Paranormasight aborde enfin des thématiques sombres liées à la mort, aux malédictions et aux conséquences des choix humains. Sans tomber dans l’exagération la plus totale, le récit entretient un malaise constant, ponctué de rares moments de joie, notamment à travers le groupe d’amis de Yuza. Ce contraste renforce l’impact des révélations finales et participe à faire de cette expérience narrative un défi réussi, où l’ambiance prime autant que l’histoire elle-même. Un pari que Square Enix semble maîtriser.

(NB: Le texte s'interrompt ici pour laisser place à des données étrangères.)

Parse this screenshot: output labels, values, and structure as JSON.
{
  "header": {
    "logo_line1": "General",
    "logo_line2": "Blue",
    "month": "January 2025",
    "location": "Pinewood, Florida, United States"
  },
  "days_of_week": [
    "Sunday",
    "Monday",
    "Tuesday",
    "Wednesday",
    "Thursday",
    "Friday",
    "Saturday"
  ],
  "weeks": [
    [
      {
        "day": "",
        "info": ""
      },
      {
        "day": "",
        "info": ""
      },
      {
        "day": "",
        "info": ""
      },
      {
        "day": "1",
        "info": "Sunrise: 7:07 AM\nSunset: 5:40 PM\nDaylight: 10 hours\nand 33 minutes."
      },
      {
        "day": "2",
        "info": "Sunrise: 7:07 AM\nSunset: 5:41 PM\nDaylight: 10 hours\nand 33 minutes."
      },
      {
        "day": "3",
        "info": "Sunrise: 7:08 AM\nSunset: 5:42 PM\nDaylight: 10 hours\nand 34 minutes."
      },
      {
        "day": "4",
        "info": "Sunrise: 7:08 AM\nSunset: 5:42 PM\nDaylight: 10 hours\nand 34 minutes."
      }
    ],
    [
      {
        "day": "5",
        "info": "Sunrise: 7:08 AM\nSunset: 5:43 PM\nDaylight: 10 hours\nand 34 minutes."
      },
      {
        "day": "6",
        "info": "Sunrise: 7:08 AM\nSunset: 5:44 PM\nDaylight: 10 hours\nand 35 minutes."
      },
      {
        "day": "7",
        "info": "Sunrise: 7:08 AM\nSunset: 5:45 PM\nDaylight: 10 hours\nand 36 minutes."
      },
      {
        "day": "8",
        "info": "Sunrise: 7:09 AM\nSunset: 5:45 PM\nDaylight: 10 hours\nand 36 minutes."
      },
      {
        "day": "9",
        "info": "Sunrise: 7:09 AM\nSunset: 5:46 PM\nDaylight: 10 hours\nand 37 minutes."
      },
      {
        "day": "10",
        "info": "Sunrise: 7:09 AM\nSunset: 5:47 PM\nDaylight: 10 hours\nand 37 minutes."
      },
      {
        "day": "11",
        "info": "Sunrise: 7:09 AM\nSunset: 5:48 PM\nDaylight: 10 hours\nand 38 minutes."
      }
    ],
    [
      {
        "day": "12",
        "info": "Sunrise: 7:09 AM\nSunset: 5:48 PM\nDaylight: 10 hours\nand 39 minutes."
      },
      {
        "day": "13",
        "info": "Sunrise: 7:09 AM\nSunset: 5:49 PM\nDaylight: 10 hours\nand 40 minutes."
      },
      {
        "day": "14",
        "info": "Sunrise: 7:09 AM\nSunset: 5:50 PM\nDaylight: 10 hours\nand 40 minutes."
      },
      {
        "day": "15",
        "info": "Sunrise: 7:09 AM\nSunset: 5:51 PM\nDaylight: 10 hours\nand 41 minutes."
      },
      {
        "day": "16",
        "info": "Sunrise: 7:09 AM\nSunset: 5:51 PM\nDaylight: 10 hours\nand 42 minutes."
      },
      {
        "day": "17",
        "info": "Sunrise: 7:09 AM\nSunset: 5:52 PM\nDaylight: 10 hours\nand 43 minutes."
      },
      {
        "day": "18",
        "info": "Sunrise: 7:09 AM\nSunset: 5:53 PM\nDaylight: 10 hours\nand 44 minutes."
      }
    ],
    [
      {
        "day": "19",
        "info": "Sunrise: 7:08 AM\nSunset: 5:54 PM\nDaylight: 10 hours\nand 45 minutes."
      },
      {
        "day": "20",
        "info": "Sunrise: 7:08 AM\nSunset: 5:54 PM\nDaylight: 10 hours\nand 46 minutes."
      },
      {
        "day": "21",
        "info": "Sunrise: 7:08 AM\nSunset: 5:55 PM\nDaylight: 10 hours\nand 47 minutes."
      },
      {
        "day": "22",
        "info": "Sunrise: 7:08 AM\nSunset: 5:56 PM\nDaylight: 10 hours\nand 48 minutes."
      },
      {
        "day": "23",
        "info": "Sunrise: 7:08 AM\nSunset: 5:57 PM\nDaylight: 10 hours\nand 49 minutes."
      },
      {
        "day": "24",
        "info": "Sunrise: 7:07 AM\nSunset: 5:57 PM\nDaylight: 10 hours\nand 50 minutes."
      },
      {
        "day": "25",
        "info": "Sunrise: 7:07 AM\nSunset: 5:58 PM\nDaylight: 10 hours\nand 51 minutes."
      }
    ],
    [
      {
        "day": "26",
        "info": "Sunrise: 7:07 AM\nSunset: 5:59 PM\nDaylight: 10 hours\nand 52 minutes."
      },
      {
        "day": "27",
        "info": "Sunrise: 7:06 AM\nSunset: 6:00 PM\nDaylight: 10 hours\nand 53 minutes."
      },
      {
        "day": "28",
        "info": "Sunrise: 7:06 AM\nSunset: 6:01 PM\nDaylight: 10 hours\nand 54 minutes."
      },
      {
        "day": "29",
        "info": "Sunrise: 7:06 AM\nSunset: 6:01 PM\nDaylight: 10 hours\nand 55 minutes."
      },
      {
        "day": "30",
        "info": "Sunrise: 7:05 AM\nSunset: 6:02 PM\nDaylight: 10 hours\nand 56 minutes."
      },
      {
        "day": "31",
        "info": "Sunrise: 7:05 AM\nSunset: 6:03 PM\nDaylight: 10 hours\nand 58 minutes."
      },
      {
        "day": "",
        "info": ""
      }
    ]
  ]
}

L’histoire reste bien entendu le cœur du jeu dans Paranormasight: The Mermaid’s Curse. Tout est construit pour que chaque révélation maintienne une atmosphère oppressante et surnaturelle. Les événements sur l’île, les malédictions et les phénomènes paranormaux créent des scènes marquantes. L’histoire complexe pourrait néanmoins en perdre plus d’un. On avance dans une théorie avant de l’abandonner au profit d’une autre, plus à même de suivre la logique du récit. De nombreux termes et légendes s’entremêlent, ce qui peut désorienter le joueur, mais fait partie du charme des visual novels. Certaines informations présentes dans les Files du jeu, sont longues à assimiler ou à lire. Cela rend le milieu du jeu dans une phase creuse, où la motivation peut s’étioler avec le temps pour le joueur.

Cependant, on cherche malgré tout à comprendre l’origine de ces malédictions, le lien entre les personnages et les forces qui les dépassent, ce qui nous retient jusqu’à ce que nous explorions toutes les fins possibles du jeu. Pourtant, certains chapitres manquent de rythme et auraient mérité d’être remaniés, notamment ceux avec les personnages étrangers qui dénotent à première vue avec l’histoire du protagoniste principal. Or, cette critique change avec le temps lorsque tous les éléments s’assemblent pour ne former qu’une histoire complexe et complète.
Il faut reconnaître que l’écriture de Paranormasight excelle dans la mise en scène de l’intrigue, mais contrairement à certains visual novels, les conséquences de vos choix ne se traduisent pas toujours par une modification totale de l’histoire. Certaines décisions entraînent des mauvaises fins ou permettent de débloquer des embranchements supplémentaires, mais la trame principale reste la même du début à la fin. Cela peut frustrer les joueurs qui espéraient un contrôle total sur le récit, mais cette approche garantit que le mystère central demeure intact et que le fil narratif principal conserve sa tension jusqu’à la toute fin.
Paranormasight: The Mermaid’s Curse est une belle surprise pour les amateurs de visual novels horrifiques. Aussi angoissant qu’efficace, le scénario tiendra en haleine le joueur tout au long de l’histoire, mêlant mystère et tensions inattendues. Ponctué de quelques surprises, que ce soit scénaristiques ou des sursauts bienvenus, chaque choix guidera le joueur vers la véritable fin. Avec sa direction artistique proche des estampes japonaises et son sound design de qualité, le jeu saura séduire tant les néophytes que les habitués du genre. Attention toutefois, la lecture est un passage primordial, surtout dans la langue de Shakespeare. Un titre dont l’histoire est exigeante, mais qui fascine autant qu’elle nous met mal à l’aise. Un mélange qui se découvre avec patience et curiosité, même si la curiosité peut être un vilain défaut dans une île pleine de mystères.